According to another popular legend, Cupid was once carrying a vase of sweet nectar to the Gods on Mount Olympus, and some of the nectar spilled on the ground. From the spot where the nectar fell grew the first rose. In Roman mythology, Cupid is known as the god of erotic love and sex.
For the coating:
Combine cream and corn syrup in a small sauce pan over medium heat. Heat until it comes to a full boil. Remove from heat and immediately pour over hot chocolate and butter. Let is sit for 1 minute. With a rubber spatula, gently stir in small circular motions until chocolate mixture is fully melted, aboput 2 minutes. Add the rose flower water and stir to combine.
Allow the ganache to cool at room temperature until firm, at least 4 hours. You could also put it in the refrigerator for about 2 hours. (This worked for me.)
Once firm, form the ganache into small 1-inch balls. The easiest way to do this is to use a melon baller or small ice cream scoop.

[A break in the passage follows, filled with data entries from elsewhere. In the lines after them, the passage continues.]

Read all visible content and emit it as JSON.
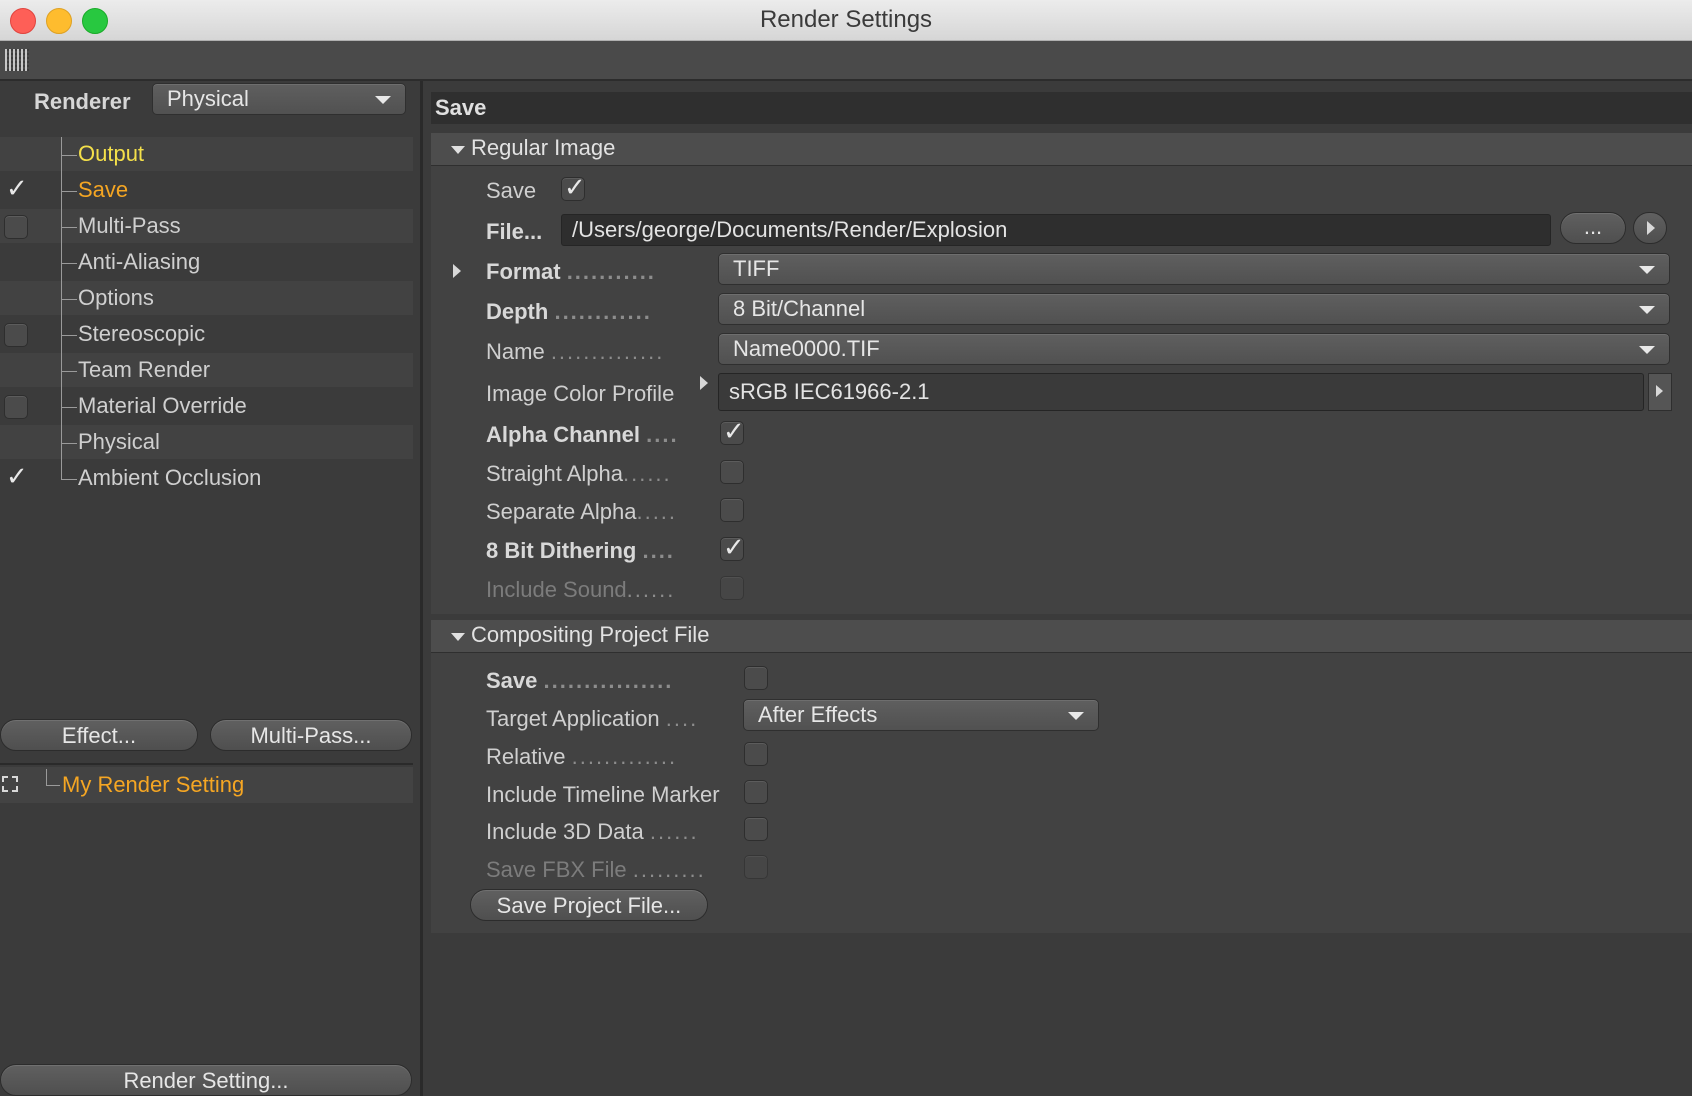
{
  "window": {
    "title": "Render Settings"
  },
  "left": {
    "renderer_label": "Renderer",
    "renderer_value": "Physical",
    "tree": [
      {
        "label": "Output",
        "color": "#f4e04a",
        "check": "none"
      },
      {
        "label": "Save",
        "color": "#f5a623",
        "check": "on"
      },
      {
        "label": "Multi-Pass",
        "color": "#cfcfcf",
        "check": "off"
      },
      {
        "label": "Anti-Aliasing",
        "color": "#cfcfcf",
        "check": "none"
      },
      {
        "label": "Options",
        "color": "#cfcfcf",
        "check": "none"
      },
      {
        "label": "Stereoscopic",
        "color": "#cfcfcf",
        "check": "off"
      },
      {
        "label": "Team Render",
        "color": "#cfcfcf",
        "check": "none"
      },
      {
        "label": "Material Override",
        "color": "#cfcfcf",
        "check": "off"
      },
      {
        "label": "Physical",
        "color": "#cfcfcf",
        "check": "none"
      },
      {
        "label": "Ambient Occlusion",
        "color": "#cfcfcf",
        "check": "on"
      }
    ],
    "effect_button": "Effect...",
    "multipass_button": "Multi-Pass...",
    "setting_name": "My Render Setting",
    "render_setting_button": "Render Setting..."
  },
  "right": {
    "header": "Save",
    "regular": {
      "title": "Regular Image",
      "save_label": "Save",
      "file_label": "File...",
      "file_path": "/Users/george/Documents/Render/Explosion",
      "browse_label": "...",
      "format_label": "Format",
      "format_value": "TIFF",
      "depth_label": "Depth",
      "depth_value": "8 Bit/Channel",
      "name_label": "Name",
      "name_value": "Name0000.TIF",
      "profile_label": "Image Color Profile",
      "profile_value": "sRGB IEC61966-2.1",
      "alpha_label": "Alpha Channel",
      "straight_label": "Straight Alpha",
      "separate_label": "Separate Alpha",
      "dither_label": "8 Bit Dithering",
      "sound_label": "Include Sound",
      "dots_long": "...........",
      "dots_med": "............",
      "dots_name": "..............",
      "dots_short": "....",
      "dots_6": "......",
      "dots_5": "....."
    },
    "compositing": {
      "title": "Compositing Project File",
      "save_label": "Save",
      "target_label": "Target Application",
      "target_value": "After Effects",
      "relative_label": "Relative",
      "timeline_label": "Include Timeline Marker",
      "data3d_label": "Include 3D Data",
      "fbx_label": "Save FBX File",
      "project_button": "Save Project File...",
      "dots_save": "................",
      "dots_target": "....",
      "dots_relative": ".............",
      "dots_3d": "......",
      "dots_fbx": "........."
    }
  },
  "colors": {
    "accent_orange": "#f5a623",
    "accent_yellow": "#f4e04a"
  }
}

You may have to roll them a bit with your hands. It will be very messy. If the balls get too soft, put them back in the fridge for a while, until they firm up again.
To coat the truffles:
Line a baking sheet with parchment paper.
Place chocolate in a heatproof bowl and microwave for 1 minute. Wait a few seconds and stir. If it isn't completely melted, microwave it again for 10 seconds. Repeat until the chocolate is all melted. Yard's recipe says to melt the chocolate in a bouble boiler, but I have always had good results by using the microwave. Just be careful not to overdo it. Put the cocoa powder into a small bowl.
Drop each ganache ball into the melted chocolate, one at a time, and roll until fully coated. I used a toothpick for this. Tap off the excess and toss into the cocoa powder to coat. Transfer each truffle to the baking sheet to harden. I put my ganache balls in the freezer for about 30 minutes before I coated them to discourage melting. This seemed to help.
Makes about 2 dozen 1-inch truffles.